Who’s got the biggest piece of the ETF pie?

According to a research note produced by Deutsche Bank last week, institutional investors in the US now hold 53% of all ETF assets versus 47% for retail investors as institutions like brokers, registered investment advisors, hedge funds and mutual funds push further into the ETF space. Institutional use of ETFs has been rising steadily over the last decade, with 2,545 institutional investors owning ETFs at the end of 2011 versus just 405 in 2000.

The data snapshot shows total ETF holdings at the end of 2011 and it also highlights a few key trends (broken down by Ari Weinberg at Forbes):

Advisors top the list – With holdings of $237 billion, investments hold about 25.3% of ETF assets for their clients.

Retail loves leverage – Retail investors are the main holders of inverse and leveraged ETFs, including 3x inverse and 3x leveraged products. It’s a worrying trend for Brendan Conway over at Barron’s who wrote this blog about “the little guy’s love affair with these high-octane products.”

Institutions go big – The largest ETFs (those with other $20 billion in assets) are favoured by institutional investors who own 63% of them.

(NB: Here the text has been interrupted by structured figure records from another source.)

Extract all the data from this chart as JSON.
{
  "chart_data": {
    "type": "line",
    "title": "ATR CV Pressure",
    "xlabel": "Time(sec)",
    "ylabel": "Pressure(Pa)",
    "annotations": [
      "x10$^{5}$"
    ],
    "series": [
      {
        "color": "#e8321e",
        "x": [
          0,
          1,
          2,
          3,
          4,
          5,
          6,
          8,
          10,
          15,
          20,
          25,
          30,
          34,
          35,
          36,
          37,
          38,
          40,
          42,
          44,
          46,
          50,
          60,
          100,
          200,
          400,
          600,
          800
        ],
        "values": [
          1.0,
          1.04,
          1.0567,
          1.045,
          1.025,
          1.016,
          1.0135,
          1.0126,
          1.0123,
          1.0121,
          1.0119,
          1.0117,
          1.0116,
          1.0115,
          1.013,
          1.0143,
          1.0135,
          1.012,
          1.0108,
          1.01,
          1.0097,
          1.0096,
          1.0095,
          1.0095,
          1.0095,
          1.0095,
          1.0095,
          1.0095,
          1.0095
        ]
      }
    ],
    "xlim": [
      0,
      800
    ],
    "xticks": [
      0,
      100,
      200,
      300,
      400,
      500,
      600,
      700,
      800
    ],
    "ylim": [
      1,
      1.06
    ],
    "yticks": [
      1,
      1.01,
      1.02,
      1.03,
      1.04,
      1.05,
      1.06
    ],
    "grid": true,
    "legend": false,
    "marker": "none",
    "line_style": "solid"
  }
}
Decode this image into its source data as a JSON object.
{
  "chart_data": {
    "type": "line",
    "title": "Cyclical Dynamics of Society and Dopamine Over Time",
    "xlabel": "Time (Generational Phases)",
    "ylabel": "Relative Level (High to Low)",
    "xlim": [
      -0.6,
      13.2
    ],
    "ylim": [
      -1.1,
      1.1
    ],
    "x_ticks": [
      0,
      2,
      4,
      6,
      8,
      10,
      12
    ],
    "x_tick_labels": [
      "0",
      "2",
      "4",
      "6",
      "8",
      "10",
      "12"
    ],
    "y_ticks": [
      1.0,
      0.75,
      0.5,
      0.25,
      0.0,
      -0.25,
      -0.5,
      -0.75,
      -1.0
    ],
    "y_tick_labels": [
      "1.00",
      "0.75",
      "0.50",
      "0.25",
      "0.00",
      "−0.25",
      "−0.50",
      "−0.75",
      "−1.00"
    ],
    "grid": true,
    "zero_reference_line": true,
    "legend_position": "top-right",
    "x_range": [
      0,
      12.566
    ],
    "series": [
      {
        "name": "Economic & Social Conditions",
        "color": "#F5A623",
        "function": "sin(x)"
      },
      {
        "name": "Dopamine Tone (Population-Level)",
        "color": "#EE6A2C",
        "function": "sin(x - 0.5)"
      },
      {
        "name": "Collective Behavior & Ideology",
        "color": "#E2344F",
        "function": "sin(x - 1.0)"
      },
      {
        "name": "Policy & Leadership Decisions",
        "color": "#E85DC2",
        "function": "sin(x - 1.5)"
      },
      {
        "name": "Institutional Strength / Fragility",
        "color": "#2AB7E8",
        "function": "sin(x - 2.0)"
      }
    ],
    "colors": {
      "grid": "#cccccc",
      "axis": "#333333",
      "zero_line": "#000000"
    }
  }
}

CalPERS goes small – The pension giant holds 71% of SPDR S&P Emerging Market Small Cap. If one of the world’s biggest investors is expressing its views on the asset class, it could mean more pension funds choose this route in the coming years.

There could be more — Deutsche has cautioned that the research is based solely on US federal 13F filings that filed by institutional investors with holdings of over $100 million – that means institutions could actually be underrepresented in the data.